If a TSS patient receives prompt treatment and no serious complications are present, complete recovery usually occurs within a couple of weeks.
Prevention methods for toxic shock syndrome
There are no specific guidelines to prevent toxic shock syndrome (TSS). Women are at greater risk in the first 12 weeks following childbirth. During this time, they can lower their risk by avoiding the use of tampons or barrier contraceptives (such as diaphragms, cervical caps or sponges) and intrauterine devices (IUD). Women who have contracted TSS in the past should altogether avoid the use of tampons, barrier contraceptives or even IUDs to avoid recurrence.
Women who choose to use tampons, diaphragms and other barrier contraceptives are encouraged to do so properly, including:
- Following package instructions when inserting tampons, diaphragms or contraceptive sponges.
- Washing hands with soap before inserting or removing these items from vagina.
- Changing tampons every four to eight hours or only using them for part of the day.
- Not leaving diaphragms or contraceptive sponges inside the vagina for more than 18 to 24 hours.
- Alternating the use of tampons with sanitary pads. For example, using pads at night and tampons during the day.
- Using tampons with the lowest absorbency needed. TSS risk is higher with super-absorbent tampons.
- Using care when inserting tampons or contraceptive devices (diaphragms and sponges) to minimize irritation in the vagina.

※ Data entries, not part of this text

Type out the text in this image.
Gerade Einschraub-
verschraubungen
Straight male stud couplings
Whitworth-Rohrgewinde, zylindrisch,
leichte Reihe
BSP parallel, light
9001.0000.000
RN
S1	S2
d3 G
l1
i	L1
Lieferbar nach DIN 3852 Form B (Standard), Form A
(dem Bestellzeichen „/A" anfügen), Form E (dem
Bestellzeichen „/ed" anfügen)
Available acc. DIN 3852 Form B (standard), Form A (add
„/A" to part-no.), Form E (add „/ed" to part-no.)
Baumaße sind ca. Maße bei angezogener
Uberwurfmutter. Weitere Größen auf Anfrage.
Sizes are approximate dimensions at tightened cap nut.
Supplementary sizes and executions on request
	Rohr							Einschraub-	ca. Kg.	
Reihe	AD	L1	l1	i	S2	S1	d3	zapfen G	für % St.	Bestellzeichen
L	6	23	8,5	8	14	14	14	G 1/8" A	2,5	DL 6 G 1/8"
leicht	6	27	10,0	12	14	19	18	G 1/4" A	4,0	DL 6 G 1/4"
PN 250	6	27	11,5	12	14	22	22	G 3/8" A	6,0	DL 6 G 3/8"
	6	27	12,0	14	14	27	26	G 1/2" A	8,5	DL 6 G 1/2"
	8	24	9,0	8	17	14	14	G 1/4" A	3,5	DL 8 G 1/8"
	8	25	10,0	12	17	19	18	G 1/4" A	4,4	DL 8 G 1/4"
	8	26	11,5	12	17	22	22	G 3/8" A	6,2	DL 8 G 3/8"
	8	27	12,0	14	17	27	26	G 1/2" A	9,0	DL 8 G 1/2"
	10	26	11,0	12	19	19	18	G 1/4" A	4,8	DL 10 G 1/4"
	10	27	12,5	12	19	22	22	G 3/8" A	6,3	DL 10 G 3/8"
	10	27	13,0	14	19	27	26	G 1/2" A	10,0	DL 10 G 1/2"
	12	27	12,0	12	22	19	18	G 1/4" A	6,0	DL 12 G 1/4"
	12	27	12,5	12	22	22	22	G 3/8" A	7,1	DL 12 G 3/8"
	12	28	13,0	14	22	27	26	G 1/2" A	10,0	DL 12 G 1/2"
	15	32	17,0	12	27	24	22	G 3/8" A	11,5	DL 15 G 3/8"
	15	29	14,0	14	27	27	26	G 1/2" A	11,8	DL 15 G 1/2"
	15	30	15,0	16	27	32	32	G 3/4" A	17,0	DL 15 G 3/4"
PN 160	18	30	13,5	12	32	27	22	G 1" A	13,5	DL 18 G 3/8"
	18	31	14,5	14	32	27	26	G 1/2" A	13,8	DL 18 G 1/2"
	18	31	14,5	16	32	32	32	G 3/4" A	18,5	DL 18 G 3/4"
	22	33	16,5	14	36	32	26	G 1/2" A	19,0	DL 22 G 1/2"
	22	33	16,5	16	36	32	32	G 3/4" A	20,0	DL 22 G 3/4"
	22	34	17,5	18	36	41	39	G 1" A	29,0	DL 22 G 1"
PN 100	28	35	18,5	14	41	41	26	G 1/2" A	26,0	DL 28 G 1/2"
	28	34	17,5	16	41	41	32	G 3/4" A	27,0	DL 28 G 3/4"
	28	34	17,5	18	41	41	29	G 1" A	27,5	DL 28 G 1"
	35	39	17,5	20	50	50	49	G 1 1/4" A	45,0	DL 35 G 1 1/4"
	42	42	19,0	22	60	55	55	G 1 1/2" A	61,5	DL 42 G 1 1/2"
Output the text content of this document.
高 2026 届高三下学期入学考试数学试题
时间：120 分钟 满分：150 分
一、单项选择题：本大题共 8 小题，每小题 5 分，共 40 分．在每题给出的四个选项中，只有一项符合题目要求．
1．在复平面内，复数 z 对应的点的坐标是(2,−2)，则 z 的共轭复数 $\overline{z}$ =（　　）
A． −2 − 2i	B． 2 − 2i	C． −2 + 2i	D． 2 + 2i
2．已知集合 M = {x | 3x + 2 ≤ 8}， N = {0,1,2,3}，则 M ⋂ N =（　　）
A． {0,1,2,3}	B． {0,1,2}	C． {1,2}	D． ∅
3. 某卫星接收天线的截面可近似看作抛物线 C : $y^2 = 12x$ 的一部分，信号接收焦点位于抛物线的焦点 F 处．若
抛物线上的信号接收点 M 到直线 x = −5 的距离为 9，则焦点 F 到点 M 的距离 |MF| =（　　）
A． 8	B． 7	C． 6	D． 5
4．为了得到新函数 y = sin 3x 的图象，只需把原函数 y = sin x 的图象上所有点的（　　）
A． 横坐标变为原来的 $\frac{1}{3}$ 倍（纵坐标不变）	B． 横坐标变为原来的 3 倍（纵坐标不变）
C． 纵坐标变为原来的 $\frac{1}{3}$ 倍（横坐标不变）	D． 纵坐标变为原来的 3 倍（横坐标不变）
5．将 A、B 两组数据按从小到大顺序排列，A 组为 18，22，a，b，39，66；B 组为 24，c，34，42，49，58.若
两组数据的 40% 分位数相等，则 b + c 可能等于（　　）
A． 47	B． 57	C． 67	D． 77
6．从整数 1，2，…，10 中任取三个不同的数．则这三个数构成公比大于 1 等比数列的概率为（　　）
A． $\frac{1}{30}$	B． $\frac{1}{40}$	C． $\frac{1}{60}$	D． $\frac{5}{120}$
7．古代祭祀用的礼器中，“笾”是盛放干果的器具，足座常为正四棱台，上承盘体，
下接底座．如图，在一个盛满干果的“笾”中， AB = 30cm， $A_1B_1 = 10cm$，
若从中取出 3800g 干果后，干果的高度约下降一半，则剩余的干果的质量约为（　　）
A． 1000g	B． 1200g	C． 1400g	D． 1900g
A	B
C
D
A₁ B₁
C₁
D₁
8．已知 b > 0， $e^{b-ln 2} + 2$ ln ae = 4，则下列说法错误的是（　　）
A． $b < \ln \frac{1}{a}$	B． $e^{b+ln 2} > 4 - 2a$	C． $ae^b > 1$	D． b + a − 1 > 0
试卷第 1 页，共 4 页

If vaginal dryness is an issue, a lubricant may be used to help insert the tampon or contraceptive device.
- Avoiding the use of tampons or contraceptive devices if there is a skin infection near the vagina.
Additionally, everyone can reduce the risk of contracting TSS by caring for skin wounds or lesions to help prevent infection. This includes:
- Keeping all skin wounds or lesions clean (e.g., cuts, punctures, scrapes, burns, sores from shingles, insect or animal bites and surgical wounds) and changing bandages regularly. In addition to preventing infection, this also promotes healing.
- Keeping children from scratching chickenpox sores or any other open wounds and lesions.
- Reporting signs of infection of a physician. These may include redness, swelling, tenderness or associated fever.
Questions for your doctor regarding TSS
Preparing questions in advance can help patients have more meaningful discussions with healthcare professionals regarding their conditions. Patients may wish to ask their doctor the following questions related to toxic shock syndrome (TSS):
- How can I help prevent TSS?
- How will I know if my symptoms are related to TSS?
- What is the likely course of TSS?
- Will the regular use of tampons put me at risk for TSS?
- How will you diagnose TSS?
- Will I require hospitalization for my TSS?
- What are the treatment options for TSS and how effective are they?
- What is the long–term outlook for TSS with and without treatment?
- Can I use tampons again after having TSS?
- What are the odds that my TSS may recur?